Clause in CARES Act Can Mean Big Savings for Small Businesses

Matty-Sways

The CARES Act provides a program for small businesses to save large amounts on loans closed before September 7.

Section 7(a) is a program from the Small Business Administration that has, for many years, provided small businesses with loans to purchase equipment, real estate, or even other companies. The loan may also be used for working capital. Since SBA backs these loans, bankers can provide this financial service to small businesses.

For any Section 7(a) loan closed before September 7, 2020, the CARES Act provides for the forgiveness of the first six months of principal, interest, and fee payments for the borrower. This adjustment can save a business owner about $33,000 on a $500,000 loan.

Loans can amount to as much as $5 million. To qualify, the business must be for-profit, U.S.-based, and not owe debt to the government. The company must have fewer than 500 employees, or less than $7.5 million in average annual receipts. Businesses must substantiate how the funds will be used, as banks will need to ensure that the borrower will be able to pay them back. Interest rates are negotiated with the bank, but will hit a ceiling established by the SBA.

Tom Pretty, head of SBA Lending at TD Bank, says that “borrowers should be prepared to talk about how COVID-19 impacted their business and how they are planning to succeed and move forward through these unprecedented times.”

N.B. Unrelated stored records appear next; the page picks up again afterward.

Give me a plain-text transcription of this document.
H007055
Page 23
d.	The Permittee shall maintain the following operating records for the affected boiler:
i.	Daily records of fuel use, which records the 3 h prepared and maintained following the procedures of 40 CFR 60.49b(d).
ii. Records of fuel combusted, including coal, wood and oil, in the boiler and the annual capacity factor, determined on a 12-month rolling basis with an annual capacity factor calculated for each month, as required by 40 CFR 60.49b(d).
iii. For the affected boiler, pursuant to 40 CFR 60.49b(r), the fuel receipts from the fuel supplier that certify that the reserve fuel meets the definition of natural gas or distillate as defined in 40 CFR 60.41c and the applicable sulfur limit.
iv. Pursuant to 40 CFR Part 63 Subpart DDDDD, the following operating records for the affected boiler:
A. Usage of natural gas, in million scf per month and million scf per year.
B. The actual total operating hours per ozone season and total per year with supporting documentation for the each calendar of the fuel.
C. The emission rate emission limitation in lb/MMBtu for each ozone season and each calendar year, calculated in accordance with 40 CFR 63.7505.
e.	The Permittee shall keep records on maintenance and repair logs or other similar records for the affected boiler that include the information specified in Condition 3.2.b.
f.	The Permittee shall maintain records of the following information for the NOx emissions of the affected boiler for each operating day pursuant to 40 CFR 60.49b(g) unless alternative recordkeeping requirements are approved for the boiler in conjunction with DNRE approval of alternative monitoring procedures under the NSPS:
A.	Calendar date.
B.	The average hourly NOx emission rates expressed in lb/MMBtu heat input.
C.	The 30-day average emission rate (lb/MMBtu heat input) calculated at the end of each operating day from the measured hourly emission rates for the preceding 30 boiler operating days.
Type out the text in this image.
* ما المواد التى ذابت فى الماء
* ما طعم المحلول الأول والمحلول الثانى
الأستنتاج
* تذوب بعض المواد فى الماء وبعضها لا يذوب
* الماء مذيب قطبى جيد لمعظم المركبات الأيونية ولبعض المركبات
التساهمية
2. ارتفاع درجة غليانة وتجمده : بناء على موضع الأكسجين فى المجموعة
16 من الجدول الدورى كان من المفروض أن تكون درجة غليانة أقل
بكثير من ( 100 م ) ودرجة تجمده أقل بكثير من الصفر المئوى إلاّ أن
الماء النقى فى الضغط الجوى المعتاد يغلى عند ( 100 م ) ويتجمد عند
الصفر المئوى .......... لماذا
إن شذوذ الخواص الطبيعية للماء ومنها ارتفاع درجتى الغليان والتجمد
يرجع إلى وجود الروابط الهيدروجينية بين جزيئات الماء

According to Pretty, the next two years will be busy times for SBA lending. As the economy pulls back, business owners can purchase assets at reduced prices. However, tighter credit from lenders could also result.

The loan program has been well-received, benefitting over 280,000 small businesses, according to Steve Bulger, the acting Mid-Atlantic Regional Administrator for the SBA. The program has already paid over $2 billion in loan payments, and businesses say it made a big difference.

The shutdowns caused by the COVID-19 pandemic have caused many small businesses to suffer. The CARES Act allows such businesses to utilize SBA’s Section 7(a) program to implement discounted growth.

“With disruption comes opportunity; there is no doubt about it,” Bulger says. “History has shown that time and time again.”